25 AI employees who talk to each other and run my company without me.

Most CEOs don’t have time to play with AI.

Maybe they use ChatGPT to write an email or as a sparring partner, but that’s about it.

And I get it. Between back-to-back meetings, managing people, and putting out fires, when are you supposed to sit down and experiment?

But a few months ago, I started playing with agents, and it’s changed the way I think about scaling a company.

Baby Steps

It started with a single agent I built in Claude Cowork. It was a super-powered EA, which read my emails, checked my calendar, and gave me a morning brief. It helped me manage my to-do list, clarify my priorities, and set reminders.

It was really helpful. But what I really wanted was a full support team.

I wanted multiple agents, talking to each other, running on their own schedules, and working without me needing to be involved.

So I started building my own AI organisation. Finance, marketing, sales, strategy and relationship management… even Agent Resources (the HR equivalent).

Department by department, role by role, the organisation started to grow.

Burning the Ships

As more and more work was being taken on by agents, it became clear I didn’t need as large a support team.

So I took the decision to ramp down my human org, and invest in creating more agents.

Like Cortés, I burned the ships so there was no chance of retreat, and this forced me to figure out how to make an AI organisation work.

What used to be run by a Chief of Staff, a Head of Ops, and a Founder Associate is now run by my AI organisation and an EA.

I currently have 25 AI employees which cost about $2,500 a year to run. They replace over $250,000 a year in salaries, along with several SaaS tools I no longer use.

My AI employees manage accounts receivable and financial projects. They analyse my social media and create new pieces of content for my review. They proactively draft emails to help me build important relationships. 

I estimate I’ve got a 100X return on investment on my Claude Max plan.

How to Build an AI Support Team

Within a year or two, every leader will have their own AI organisation, each designed to fit the way they think and work.

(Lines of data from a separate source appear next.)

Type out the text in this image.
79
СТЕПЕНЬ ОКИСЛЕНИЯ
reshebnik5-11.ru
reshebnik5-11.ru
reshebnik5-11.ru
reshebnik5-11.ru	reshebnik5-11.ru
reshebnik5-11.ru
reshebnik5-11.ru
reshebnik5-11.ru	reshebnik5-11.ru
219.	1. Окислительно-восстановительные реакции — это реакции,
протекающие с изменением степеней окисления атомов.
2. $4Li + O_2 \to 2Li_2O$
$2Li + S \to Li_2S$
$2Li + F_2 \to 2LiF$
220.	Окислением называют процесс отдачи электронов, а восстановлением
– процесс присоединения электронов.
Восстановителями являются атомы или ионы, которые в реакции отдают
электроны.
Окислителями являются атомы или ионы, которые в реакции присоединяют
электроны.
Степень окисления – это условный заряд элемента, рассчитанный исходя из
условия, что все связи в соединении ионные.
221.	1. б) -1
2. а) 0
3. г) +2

When I show CEOs what I’ve built, their reaction is always the same: “I want this.”

So how do you go about building your AI support team?

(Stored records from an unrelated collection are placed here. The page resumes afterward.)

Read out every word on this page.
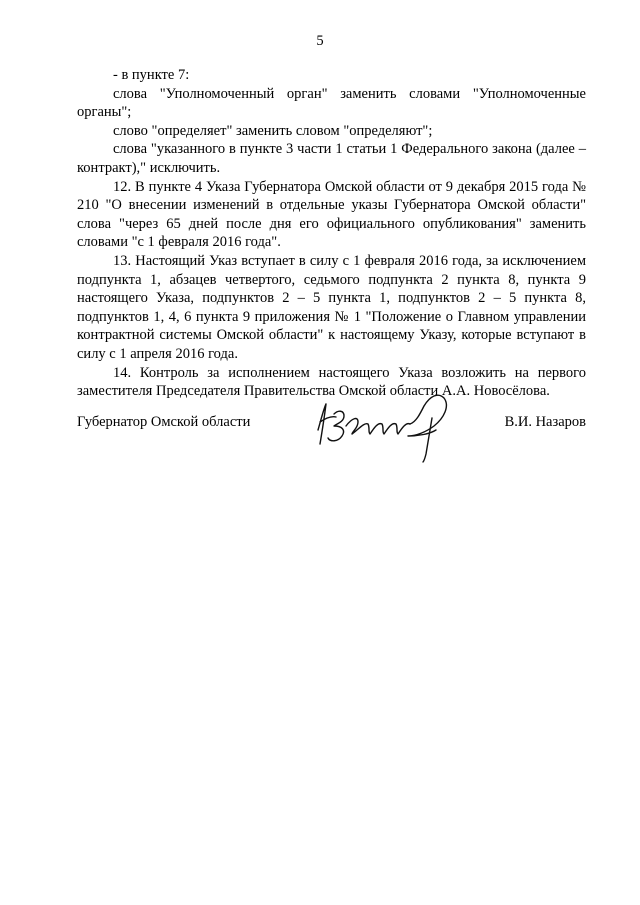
5

- в пункте 7:

слова "Уполномоченный орган" заменить словами "Уполномоченные органы";

слово "определяет" заменить словом "определяют";

слова "указанного в пункте 3 части 1 статьи 1 Федерального закона (далее – контракт)," исключить.

12. В пункте 4 Указа Губернатора Омской области от 9 декабря 2015 года № 210 "О внесении изменений в отдельные указы Губернатора Омской области" слова "через 65 дней после дня его официального опубликования" заменить словами "с 1 февраля 2016 года".

13. Настоящий Указ вступает в силу с 1 февраля 2016 года, за исключением подпункта 1, абзацев четвертого, седьмого подпункта 2 пункта 8, пункта 9 настоящего Указа, подпунктов 2 – 5 пункта 1, подпунктов 2 – 5 пункта 8, подпунктов 1, 4, 6 пункта 9 приложения № 1 "Положение о Главном управлении контрактной системы Омской области" к настоящему Указу, которые вступают в силу с 1 апреля 2016 года.

14. Контроль за исполнением настоящего Указа возложить на первого заместителя Председателя Правительства Омской области А.А. Новосёлова.

Губернатор Омской области	В.И. Назаров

Here are the three stages, although in practice they overlap a lot.

Stage 1: Connect Your Data

Before your agents can do anything useful, they need your knowledge.

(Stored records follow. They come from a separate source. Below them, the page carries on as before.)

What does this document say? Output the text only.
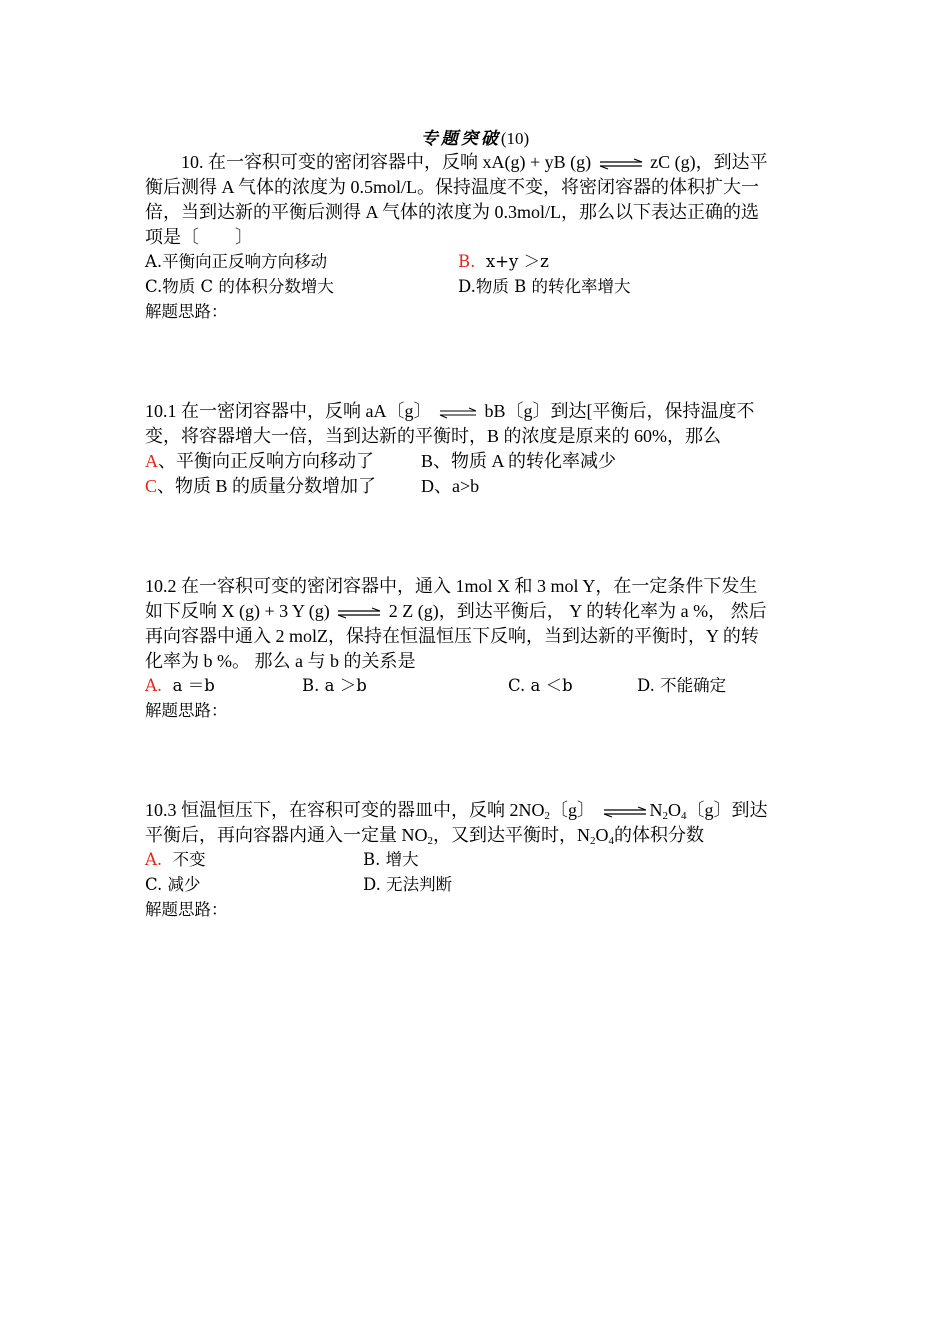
专题突破(10)
10. 在一容积可变的密闭容器中，反响 xA(g) + yB (g) ⇌ zC (g)，到达平
衡后测得 A 气体的浓度为 0.5mol/L。保持温度不变，将密闭容器的体积扩大一
倍，当到达新的平衡后测得 A 气体的浓度为 0.3mol/L，那么以下表达正确的选
项是〔　　〕
A.平衡向正反响方向移动	B. x+y ＞z
C.物质 C 的体积分数增大	D.物质 B 的转化率增大
解题思路：
10.1 在一密闭容器中，反响 aA〔g〕 ⇌ bB〔g〕到达[平衡后，保持温度不
变，将容器增大一倍，当到达新的平衡时，B 的浓度是原来的 60%，那么
A、平衡向正反响方向移动了	B、物质 A 的转化率减少
C、物质 B 的质量分数增加了 D、a>b
10.2 在一容积可变的密闭容器中，通入 1mol X 和 3 mol Y，在一定条件下发生
如下反响 X (g) + 3 Y (g) ⇌ 2 Z (g)，到达平衡后， Y 的转化率为 a %， 然后
再向容器中通入 2 molZ，保持在恒温恒压下反响，当到达新的平衡时，Y 的转
化率为 b %。 那么 a 与 b 的关系是
A. a ＝b	B. a ＞b	C. a ＜b	D. 不能确定
解题思路：
10.3 恒温恒压下，在容积可变的器皿中，反响 $2NO_2$〔g〕 ⇌ $N_2O_4$〔g〕到达
平衡后，再向容器内通入一定量 $NO_2$，又到达平衡时，$N_2O_4$的体积分数
A. 不变	B. 增大
C. 减少	D. 无法判断
解题思路：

You’ll need to connect your emails, meeting transcripts, data from your existing systems.

This stage is brutal, especially if you need to give the system historical data.

I spent entire nights feeding in data one chunk at a time, taking care not to overload the models with too much context.

Stage 2: Build the Workflows aka. Employees

Each AI employee is a workflow: a prompt that outlines a set of instructions, data it can access, and the output it creates.

Creating workflows is when things start to feel exciting.

You watch your first agent produce real work, and your brain starts firing with ideas for the next one.

It’s quite addictive.

Stage 3: Get Your Employees to Work Together

It turns out many of the challenges of building an AI organisation are the same as a human one.

For example, my Chief of Staff acts as a messenger between me and my other AI employees. It reads all their reports, keeps track of what’s happening across the organisation.

But a few weeks in, the volume of reports generated by AI employees grew out of control.

One day, my AI Chief of Staff said to me: “Dave, there’s a lot for me to read. Do you really need me to read every single report?”

In other words, it was overwhelmed.

We want our chiefs of staff (human or AI) to be our interface with the world, but we often forget how much context this requires.

This led us to redesign our reporting systems, and create some Python scripts to make the work more efficient.

Be Careful With Subagents

Another familiar problem came from how AI agents spawn subagents to do things in parallel.

One evening, I’d kicked off a CRM project. About fifteen minutes in, I checked the progress and realised I hadn’t been clear enough.

I stopped the process and asked the agent to ‘undo’ what it had done.

A minute later, I looked at my data folders, and half of them were missing. As in deleted.

“Where are my files?” I asked, as beads of sweat started to form on my brow.

“This is my fault. The subagents overwrote the data files. I’m sorry.”

You’re sorry?

It turns out your agents will “subcontract” out their work to subagents… except these subagents don’t have the full context and often make mistakes.

Also, they aren’t the tidiest of agents either, often leaving random summary files littered around your filing system.

Luckily, my files were in Dropbox so I was able to recover the 571 files it deleted.

The Agents Are Coming

Now, someone skilled at building agent systems can do the work of dozens, maybe even hundreds of people.

I’m about a month away from having an AI organisation that can run my business with only minor involvement from me.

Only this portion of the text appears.